En esta nueva entrega del dossier: Memorias de la Poesía Colombiana. El poeta, José Luis Díaz-Granados, nos presenta un texto sobre Héctor Rojas Herazo (1921-2002). Poeta, doctor Honoris Causa por la Universidad de Cartagena, 1997. Medalla del Congreso de la República en grado de Comendador, 1991. Medalla ProArtes al Mérito Literario, 1995 y 1998 (Cruz de Boyacá). Premio Nacional de Poesía José Asunción Silva, Bogotá, 1999. Honor al mérito Universidad Santo Tomás de Aquino en su IV Centenario, Vida y obra, 2000. Libros publicados: Rostros en la soledad (1952); Tránsito de Caín (1953); Desde la luz preguntan por nosotros (1956); Agresión de las formas contra el ángel (1961); Las úlceras de Adán (1995).
El poeta y el ángel
por: José Luis Díaz-Granados
A comienzos de la década del 60 se respiraba en Colombia una atmósfera de cambio en todos los ámbitos y por eso mismo las gentes aceptaban de buen grado todo lo que significara novedad, experimento, innovación.
Eran los tiempos del Movimiento Revolucionario Liberal que lideraban Alfonso López Michelsen y Álvaro Uribe Rueda y de la vanguardia conservadora a cuya cabeza estaban Gilberto Alzate Avendaño y Jorge Leyva. Todos ellos se oponían vigorosamente al Frente Nacional, sistema de gobierno que los jefes de los partidos tradicionales, Alberto Lleras y Laureano Gómez, habían establecido en el país luego del derrocamiento de la dictadura del general Gustavo Rojas Pinilla.
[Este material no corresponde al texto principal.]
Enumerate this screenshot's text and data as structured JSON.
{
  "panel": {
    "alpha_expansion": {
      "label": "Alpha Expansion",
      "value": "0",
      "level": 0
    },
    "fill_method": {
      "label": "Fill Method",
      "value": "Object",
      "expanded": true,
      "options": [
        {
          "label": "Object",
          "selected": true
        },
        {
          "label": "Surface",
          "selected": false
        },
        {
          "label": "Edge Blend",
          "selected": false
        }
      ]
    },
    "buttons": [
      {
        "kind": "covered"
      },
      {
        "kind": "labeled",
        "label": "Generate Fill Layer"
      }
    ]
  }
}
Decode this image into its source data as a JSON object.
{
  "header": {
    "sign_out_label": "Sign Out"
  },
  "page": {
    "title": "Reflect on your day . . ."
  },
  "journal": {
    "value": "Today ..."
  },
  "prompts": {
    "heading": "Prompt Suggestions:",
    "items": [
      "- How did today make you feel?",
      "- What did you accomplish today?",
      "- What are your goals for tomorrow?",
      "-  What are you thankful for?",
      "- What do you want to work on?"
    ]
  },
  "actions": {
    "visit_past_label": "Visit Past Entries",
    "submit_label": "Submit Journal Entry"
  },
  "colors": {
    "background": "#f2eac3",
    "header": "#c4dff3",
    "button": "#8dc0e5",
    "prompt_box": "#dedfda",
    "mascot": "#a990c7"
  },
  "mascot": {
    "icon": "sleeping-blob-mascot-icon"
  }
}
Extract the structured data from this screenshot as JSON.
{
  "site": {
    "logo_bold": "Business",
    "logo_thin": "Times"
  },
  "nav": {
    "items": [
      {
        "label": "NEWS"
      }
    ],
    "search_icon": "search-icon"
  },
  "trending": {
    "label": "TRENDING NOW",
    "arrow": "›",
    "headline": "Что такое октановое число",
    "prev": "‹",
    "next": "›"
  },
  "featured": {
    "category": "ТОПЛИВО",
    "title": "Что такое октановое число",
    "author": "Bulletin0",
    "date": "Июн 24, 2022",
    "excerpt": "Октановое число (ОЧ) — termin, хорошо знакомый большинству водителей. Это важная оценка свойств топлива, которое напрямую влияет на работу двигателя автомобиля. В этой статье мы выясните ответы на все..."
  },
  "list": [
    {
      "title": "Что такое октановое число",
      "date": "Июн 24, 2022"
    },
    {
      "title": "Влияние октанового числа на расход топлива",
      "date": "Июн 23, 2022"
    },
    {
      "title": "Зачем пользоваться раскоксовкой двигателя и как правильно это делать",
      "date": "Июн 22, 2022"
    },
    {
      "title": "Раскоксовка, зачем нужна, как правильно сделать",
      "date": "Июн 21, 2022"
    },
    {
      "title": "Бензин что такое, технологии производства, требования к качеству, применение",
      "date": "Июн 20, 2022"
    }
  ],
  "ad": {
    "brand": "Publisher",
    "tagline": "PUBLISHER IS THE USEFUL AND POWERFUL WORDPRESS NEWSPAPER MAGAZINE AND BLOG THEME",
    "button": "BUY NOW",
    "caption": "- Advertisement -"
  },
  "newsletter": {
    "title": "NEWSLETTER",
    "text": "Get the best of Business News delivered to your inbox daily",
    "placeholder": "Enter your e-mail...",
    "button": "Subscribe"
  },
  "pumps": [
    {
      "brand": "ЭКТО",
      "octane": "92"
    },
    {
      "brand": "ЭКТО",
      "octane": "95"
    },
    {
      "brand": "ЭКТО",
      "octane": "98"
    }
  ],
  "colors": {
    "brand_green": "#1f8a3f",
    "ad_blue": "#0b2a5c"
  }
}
En el terreno cultural, el poeta Jorge Gaitán Durán dirigía la revista “Mito”, que oxigenó la literatura en Colombia y en donde Gabriel García Márquez acababa de publicar su pequeña obra maestra El coronel no tiene quien le escriba; Gonzalo Arango lanzaba a todo lo largo y ancho del país sus sermones y manifiestos nadaístas; Fernando Botero, Alejandro Obregón, Enrique Grau, Guillermo Widdemann, Eduardo Ramírez Villamizar y Edgar Negret encarnaban la vanguardia de la pintura y la escultura, bajo la batuta de la crítica argentina Marta Traba; “La Nueva Prensa” de Alberto Zalamea —hijo del gran Jorge—, desafiaba el periodismo del poder con talento y técnicas modernas, y un sacerdote rompía con todos los clisés revolucionarios y cristianos ingresando a la guerrilla: Camilo Torres Restrepo.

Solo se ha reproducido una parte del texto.